Speaker: Prof. Luca Biferale
Time: 14:00-16:00, 11 March 2025 (Tuesday) (Beijing time)
Venue: T2-202, UIC
Abstract
We present a stochastic method for generating and reconstructing complex signals along the trajectories of small objects passively advected by turbulent flows [1]. Our approach makes use of generative Diffusion Models, a recently proposed data-driven machine learning technique. We show applications to 3D tracers and inertial particles in highly turbulent flows, 2D trajectories from NOAA’s Global Drifter Program and dynamics of charged particles in astrophysics. Supremacy against linear decomposition and Gaussian Regression Processes is analyzed in terms of statistical and point-wise metrics concerning intermittency and multi-scale properties. Preliminary results concerning generalizability and model collapse will also be discussed.

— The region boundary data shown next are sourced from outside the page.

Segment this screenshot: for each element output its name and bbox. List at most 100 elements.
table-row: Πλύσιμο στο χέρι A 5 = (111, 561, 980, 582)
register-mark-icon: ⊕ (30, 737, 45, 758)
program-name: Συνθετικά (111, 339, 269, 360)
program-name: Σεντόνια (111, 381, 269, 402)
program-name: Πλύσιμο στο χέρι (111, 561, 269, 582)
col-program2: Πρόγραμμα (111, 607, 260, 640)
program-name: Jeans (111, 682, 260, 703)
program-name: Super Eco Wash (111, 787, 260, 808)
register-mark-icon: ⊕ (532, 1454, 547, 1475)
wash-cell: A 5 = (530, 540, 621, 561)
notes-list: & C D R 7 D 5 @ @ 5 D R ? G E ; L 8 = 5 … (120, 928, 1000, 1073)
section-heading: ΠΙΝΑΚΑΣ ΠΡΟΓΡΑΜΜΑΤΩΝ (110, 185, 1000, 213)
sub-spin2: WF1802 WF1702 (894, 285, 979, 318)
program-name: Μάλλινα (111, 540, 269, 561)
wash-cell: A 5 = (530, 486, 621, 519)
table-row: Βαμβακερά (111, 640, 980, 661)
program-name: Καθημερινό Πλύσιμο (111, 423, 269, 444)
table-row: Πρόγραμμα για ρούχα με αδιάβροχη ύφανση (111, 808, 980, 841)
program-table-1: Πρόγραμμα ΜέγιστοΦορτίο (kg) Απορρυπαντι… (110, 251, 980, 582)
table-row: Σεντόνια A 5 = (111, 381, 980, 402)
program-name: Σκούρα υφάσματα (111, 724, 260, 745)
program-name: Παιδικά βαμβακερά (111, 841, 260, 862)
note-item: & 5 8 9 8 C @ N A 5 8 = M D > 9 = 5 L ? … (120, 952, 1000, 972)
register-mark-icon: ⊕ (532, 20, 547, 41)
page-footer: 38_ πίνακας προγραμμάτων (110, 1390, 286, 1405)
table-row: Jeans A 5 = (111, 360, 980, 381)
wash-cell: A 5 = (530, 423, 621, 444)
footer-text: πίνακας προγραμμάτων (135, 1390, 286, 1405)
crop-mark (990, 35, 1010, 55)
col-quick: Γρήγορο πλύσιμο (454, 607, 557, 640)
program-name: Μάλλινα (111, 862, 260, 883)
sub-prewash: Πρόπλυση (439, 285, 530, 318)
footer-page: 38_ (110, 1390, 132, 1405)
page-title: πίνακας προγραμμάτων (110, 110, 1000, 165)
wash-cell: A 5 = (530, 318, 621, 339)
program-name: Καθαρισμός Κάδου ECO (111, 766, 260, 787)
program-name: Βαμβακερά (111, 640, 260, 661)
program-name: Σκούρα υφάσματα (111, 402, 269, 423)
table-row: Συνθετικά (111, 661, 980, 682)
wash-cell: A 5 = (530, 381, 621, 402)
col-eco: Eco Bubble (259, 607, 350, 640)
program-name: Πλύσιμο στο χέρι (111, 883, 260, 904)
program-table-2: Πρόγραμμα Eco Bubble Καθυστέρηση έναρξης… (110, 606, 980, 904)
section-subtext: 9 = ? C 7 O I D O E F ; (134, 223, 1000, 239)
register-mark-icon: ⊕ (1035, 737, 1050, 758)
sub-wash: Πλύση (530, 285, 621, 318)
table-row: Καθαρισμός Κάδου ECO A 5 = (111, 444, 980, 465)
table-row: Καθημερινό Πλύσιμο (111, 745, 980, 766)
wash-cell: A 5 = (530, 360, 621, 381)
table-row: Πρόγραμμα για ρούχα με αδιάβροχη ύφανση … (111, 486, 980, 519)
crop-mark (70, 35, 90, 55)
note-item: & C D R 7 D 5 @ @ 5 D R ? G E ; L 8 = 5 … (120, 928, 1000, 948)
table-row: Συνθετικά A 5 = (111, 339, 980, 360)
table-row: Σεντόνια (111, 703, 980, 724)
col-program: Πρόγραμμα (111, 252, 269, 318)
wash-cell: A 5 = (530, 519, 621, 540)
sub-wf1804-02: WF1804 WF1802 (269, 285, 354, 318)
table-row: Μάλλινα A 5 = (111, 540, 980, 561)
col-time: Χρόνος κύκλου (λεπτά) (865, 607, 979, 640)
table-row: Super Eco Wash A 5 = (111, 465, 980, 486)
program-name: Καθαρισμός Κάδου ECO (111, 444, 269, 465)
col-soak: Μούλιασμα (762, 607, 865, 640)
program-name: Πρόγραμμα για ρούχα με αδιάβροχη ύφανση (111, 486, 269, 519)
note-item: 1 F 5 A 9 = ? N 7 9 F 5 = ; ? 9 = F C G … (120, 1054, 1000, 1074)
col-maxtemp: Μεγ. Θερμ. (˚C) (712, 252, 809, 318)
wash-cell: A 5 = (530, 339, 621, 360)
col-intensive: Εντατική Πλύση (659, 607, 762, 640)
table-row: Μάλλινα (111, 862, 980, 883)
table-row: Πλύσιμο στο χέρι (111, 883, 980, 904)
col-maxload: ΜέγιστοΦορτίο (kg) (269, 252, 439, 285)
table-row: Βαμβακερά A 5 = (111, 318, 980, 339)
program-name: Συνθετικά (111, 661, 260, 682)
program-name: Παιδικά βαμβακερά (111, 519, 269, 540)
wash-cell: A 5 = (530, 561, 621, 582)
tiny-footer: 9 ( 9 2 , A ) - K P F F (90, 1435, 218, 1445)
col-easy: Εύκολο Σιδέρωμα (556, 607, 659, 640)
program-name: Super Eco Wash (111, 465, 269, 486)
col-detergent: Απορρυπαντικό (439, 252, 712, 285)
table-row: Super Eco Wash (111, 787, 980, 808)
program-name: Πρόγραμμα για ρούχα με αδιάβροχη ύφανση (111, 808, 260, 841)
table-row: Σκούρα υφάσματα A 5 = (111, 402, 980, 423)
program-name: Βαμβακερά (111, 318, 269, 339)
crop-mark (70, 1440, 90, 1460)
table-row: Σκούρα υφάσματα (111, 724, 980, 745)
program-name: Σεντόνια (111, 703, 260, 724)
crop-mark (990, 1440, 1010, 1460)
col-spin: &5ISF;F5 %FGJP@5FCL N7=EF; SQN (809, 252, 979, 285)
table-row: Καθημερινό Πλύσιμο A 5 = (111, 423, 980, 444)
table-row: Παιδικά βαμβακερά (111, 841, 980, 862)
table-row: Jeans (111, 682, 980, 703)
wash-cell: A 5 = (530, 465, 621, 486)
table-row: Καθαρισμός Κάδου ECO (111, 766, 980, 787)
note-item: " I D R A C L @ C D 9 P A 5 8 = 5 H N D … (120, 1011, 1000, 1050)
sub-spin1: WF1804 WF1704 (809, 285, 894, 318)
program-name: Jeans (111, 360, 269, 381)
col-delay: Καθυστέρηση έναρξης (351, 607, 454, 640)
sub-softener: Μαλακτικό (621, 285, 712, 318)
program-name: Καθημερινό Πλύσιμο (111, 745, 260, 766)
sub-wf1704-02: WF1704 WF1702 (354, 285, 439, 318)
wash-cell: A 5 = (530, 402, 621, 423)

[1] Li, T., Biferale, L., Bonaccorso, F. et al. Synthetic Lagrangian turbulence by generative diffusion models. Nat Mach Intell 6, 393–403 (2024).
About the Speaker
Luca Biferale, Full Professor of Theoretical Physics at the Venue Physics Department of the University of Rome"Tor Vergata". He is author of more than 250 scientific articles in the field of turbulence, micro-, nano-fluidies, and dynamical systems using mainly data-driven and equation-informed numerical methods. He has been elected a fellow of Euromech and the American Physical Society (APS) and has served on the board of editors of many scientific journals including Physical Review Letter. He was twice awarded the prestigious Advanced Grant from the European Research Council.